I just talked to a friend of mine who is rather needy. She's one of those people who asks me to do something with her, asks me what I'd like to do, and then when I suggest something----she says, "Nah, let's do ______ instead." I usually go along with it because I am an agreeable person. This has gotten me into all kinds of situations in the past, generally ending up with me being inconvenienced or out to dinner somewhere I didn't want to go. For the most part, I don't mind because I love my friends, but I've been contemplating recently how my lifestyle could affect others and how that could all possibly work out.
I don't want to be one of those people who has special food needs at restaurants or at peoples' houses. I don't want to call attention to myself or have someone think I'm being rude or picky. At the same time, I don't always want to go eat cheesy greasy Mexican food on a Tuesday night. I'm working on crafting my lifestyle into one that is mostly healthy, and I need time and consistency to be successful at it. My roadblocks come in the form of friends and family, and having to have kid food in the house. I don't want any of those people to change or go away, but I need to be able to have what I want too and not feel guilty about it.
My friend recently met my boyfriend, Joe. It's been a couple weeks since we went to dinner, and I haven't talked to her much since then. I invited her and her husband to go out for sushi last weekend, but they declined because she doesn't like "weird different food like that"---however she called me back to see if we'd go out to get Mexican, and Joe said no because we had been planning to get sushi. I was uncomfortable saying no---in the past or by myself, I would have gone for Mexican because that's what they wanted. But it really made me think that I have to start sticking up for what I want.

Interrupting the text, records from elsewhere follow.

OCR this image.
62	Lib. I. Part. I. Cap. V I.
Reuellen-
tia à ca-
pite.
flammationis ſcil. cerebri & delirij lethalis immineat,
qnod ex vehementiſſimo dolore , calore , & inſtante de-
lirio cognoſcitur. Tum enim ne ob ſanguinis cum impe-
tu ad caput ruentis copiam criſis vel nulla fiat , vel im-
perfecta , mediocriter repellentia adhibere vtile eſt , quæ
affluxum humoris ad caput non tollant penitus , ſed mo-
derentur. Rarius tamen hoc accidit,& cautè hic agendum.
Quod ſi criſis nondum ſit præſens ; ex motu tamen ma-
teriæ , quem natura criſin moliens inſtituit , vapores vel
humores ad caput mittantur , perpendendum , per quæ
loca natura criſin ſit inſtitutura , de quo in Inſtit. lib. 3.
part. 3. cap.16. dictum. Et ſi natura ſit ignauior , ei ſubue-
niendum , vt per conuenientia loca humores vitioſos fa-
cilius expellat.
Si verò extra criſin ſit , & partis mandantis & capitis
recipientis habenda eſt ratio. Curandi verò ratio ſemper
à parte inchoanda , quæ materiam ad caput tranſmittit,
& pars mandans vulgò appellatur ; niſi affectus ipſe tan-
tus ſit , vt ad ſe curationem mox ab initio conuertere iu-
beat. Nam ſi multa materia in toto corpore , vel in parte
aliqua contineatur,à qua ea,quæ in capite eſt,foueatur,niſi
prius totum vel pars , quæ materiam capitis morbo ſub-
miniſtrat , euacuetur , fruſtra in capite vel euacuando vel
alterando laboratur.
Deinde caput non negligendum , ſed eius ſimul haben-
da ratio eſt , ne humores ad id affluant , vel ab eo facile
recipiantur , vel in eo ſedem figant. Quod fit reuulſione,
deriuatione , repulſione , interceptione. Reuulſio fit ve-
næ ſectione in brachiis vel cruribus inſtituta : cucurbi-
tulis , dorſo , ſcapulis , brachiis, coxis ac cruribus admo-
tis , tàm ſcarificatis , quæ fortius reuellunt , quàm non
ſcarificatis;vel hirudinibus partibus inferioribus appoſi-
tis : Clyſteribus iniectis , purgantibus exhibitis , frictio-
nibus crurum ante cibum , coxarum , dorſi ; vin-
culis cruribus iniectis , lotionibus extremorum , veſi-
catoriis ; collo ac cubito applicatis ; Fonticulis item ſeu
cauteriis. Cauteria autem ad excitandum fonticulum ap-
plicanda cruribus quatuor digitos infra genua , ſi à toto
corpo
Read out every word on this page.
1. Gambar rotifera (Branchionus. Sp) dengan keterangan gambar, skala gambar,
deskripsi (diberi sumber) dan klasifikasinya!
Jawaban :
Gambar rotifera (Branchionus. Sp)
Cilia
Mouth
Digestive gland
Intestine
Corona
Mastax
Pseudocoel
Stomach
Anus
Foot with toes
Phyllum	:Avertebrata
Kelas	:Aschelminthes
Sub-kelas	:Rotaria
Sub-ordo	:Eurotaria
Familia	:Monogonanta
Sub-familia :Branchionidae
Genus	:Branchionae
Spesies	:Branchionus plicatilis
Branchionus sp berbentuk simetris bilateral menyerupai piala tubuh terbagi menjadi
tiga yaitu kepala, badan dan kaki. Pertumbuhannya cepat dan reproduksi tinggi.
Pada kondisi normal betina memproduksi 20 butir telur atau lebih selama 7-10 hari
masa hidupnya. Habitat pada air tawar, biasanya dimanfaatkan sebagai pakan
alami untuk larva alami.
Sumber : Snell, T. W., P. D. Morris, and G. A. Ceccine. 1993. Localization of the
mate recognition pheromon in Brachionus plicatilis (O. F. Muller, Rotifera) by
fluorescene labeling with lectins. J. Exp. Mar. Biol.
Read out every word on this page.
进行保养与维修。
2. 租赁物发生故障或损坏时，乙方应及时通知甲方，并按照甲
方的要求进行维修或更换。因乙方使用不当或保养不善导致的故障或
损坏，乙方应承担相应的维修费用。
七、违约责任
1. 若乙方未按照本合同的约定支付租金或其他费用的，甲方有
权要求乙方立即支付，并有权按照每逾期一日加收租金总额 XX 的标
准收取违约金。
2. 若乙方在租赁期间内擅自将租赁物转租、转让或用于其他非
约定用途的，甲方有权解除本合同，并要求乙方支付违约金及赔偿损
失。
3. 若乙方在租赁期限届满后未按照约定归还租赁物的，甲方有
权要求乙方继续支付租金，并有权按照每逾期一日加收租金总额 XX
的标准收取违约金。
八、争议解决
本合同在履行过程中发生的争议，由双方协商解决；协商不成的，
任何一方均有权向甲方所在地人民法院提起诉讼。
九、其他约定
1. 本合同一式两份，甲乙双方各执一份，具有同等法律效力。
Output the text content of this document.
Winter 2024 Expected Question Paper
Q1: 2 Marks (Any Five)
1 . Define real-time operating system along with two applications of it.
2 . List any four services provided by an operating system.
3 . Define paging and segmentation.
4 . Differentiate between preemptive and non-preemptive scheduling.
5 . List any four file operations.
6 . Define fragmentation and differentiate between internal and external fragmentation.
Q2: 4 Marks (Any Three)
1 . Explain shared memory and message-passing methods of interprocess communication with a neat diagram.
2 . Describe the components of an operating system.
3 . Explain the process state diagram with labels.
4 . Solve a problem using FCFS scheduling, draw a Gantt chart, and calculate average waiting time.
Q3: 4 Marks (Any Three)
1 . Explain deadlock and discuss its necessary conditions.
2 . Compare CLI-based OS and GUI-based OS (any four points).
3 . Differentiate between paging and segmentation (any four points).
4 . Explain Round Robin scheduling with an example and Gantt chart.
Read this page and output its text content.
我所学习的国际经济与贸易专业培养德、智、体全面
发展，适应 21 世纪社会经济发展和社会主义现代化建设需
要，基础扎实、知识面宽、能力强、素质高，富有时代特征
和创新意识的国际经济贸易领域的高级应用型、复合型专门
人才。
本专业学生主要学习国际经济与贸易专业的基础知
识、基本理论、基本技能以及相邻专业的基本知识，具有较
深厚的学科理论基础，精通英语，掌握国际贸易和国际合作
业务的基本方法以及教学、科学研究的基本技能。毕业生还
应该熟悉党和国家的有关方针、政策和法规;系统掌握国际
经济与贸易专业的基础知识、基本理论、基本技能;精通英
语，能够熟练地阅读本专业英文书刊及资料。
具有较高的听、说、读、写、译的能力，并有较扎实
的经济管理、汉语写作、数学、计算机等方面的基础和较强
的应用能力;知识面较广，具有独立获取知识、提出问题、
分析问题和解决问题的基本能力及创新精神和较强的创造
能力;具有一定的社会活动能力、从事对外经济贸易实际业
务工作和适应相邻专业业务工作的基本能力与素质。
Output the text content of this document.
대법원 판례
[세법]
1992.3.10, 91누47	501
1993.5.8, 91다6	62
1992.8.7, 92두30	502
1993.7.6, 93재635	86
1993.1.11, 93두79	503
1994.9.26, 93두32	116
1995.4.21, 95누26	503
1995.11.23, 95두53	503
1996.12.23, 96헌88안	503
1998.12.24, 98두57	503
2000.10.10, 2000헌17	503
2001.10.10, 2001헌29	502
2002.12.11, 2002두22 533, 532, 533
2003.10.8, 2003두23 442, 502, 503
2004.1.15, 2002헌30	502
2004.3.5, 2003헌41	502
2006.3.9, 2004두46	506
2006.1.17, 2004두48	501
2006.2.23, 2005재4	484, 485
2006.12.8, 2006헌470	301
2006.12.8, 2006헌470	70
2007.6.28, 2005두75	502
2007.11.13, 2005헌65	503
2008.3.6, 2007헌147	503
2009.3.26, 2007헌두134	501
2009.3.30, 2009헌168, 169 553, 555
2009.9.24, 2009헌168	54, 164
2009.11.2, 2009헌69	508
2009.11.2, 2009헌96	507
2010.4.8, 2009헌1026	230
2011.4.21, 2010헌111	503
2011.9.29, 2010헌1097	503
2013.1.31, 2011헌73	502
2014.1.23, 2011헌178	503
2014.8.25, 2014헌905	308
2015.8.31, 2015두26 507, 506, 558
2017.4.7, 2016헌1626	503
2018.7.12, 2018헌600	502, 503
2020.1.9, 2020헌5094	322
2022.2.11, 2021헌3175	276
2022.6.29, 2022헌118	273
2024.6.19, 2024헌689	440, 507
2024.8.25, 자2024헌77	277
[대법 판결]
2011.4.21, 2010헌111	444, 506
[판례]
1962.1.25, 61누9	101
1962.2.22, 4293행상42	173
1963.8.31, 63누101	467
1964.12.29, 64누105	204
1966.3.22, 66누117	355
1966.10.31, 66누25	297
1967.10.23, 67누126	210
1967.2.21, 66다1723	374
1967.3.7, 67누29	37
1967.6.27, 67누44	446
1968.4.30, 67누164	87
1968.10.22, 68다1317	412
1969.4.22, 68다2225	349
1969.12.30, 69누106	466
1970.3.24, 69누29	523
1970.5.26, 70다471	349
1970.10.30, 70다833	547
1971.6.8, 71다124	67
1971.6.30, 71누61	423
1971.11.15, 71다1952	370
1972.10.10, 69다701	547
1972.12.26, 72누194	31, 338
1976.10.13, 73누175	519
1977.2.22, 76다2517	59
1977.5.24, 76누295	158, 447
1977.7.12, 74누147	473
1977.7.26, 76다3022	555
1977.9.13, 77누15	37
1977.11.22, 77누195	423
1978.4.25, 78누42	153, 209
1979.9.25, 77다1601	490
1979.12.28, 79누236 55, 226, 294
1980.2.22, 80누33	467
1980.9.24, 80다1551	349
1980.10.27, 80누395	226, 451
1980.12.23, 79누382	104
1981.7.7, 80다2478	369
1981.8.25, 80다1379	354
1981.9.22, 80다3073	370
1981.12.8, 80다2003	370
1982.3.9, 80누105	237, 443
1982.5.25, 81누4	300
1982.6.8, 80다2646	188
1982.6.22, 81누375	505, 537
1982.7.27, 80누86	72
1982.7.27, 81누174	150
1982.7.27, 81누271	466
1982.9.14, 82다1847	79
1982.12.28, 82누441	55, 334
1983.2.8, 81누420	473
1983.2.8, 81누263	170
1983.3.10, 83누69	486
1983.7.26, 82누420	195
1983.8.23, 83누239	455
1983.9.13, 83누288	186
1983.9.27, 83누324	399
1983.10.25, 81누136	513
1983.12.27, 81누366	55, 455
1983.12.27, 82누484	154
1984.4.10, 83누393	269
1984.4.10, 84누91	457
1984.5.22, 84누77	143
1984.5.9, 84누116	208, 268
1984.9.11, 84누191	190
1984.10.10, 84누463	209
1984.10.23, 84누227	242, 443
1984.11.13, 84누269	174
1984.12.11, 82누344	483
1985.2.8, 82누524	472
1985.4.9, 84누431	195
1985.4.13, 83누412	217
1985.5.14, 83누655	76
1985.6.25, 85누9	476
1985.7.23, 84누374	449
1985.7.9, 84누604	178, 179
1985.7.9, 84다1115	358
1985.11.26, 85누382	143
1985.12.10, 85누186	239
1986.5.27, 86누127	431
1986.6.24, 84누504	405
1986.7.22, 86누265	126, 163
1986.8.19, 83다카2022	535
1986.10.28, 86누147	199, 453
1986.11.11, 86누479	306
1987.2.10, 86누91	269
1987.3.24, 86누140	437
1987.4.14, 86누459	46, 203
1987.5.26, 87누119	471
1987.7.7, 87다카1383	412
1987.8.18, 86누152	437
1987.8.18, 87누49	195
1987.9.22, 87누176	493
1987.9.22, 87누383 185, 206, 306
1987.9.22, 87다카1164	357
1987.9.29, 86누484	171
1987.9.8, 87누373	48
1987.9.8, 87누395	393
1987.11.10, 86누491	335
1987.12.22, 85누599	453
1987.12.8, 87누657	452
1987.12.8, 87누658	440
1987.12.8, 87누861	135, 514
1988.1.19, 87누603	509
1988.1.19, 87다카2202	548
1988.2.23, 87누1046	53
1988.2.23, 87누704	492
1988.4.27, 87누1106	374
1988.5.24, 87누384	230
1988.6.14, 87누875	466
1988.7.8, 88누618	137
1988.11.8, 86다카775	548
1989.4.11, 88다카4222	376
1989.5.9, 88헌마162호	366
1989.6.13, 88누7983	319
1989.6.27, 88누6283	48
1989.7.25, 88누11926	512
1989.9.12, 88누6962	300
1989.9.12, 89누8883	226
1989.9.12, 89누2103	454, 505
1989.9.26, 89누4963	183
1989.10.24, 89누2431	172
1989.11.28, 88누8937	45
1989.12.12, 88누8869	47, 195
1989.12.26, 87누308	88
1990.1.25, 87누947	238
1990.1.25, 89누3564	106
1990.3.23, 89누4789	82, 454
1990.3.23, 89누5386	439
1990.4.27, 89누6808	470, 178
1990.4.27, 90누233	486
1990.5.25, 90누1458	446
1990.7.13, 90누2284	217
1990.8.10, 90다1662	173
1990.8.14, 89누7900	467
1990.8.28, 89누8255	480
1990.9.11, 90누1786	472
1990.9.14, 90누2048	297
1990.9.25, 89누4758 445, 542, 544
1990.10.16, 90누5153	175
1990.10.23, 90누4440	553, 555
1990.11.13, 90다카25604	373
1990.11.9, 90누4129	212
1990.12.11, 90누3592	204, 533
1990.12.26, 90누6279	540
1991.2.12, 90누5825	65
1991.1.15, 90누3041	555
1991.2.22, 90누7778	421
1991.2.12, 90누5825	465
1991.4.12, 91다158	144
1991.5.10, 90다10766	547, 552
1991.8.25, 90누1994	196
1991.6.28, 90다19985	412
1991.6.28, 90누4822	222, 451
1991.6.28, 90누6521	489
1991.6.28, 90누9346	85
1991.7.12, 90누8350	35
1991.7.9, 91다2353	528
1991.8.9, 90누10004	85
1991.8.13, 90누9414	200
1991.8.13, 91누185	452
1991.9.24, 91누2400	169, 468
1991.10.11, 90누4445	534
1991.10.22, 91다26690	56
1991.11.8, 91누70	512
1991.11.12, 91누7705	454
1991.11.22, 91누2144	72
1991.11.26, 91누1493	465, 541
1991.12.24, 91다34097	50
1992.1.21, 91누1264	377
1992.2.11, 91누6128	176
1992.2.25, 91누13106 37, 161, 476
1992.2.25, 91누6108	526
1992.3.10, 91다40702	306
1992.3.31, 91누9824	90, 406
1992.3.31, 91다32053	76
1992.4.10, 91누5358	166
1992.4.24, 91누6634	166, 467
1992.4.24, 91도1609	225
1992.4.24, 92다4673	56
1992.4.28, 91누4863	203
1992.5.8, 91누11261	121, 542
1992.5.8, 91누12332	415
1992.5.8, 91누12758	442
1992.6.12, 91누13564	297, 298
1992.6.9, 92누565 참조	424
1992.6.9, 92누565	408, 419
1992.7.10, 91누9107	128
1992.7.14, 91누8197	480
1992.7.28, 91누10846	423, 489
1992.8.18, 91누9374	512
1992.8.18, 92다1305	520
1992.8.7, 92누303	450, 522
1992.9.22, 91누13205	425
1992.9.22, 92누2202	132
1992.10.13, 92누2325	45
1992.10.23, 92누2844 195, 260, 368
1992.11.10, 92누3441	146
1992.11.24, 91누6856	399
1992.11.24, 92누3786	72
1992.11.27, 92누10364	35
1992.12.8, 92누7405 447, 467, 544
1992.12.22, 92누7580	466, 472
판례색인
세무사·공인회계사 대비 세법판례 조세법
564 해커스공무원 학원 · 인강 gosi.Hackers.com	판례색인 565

Funny thing, when I talked to my friend today, she mentioned that she isn't sure about whether or not Joe is right for me. I guess she liked the old Lisa better--the one who just did whatever she wanted to do.
I'm not embarrassed that I like to eat healthy food, but I am the first to admit how easily I am persuaded into other options. My goal for the rest of December is to be honest with my friends and family and tell them what I do and don't want to do or eat. I'm guessing no one will really care, except maybe that one friend who is quite possibly more in this friendship for herself anyway.
What is your goal? Do you put your health and wellness plan aside for the convenience of others?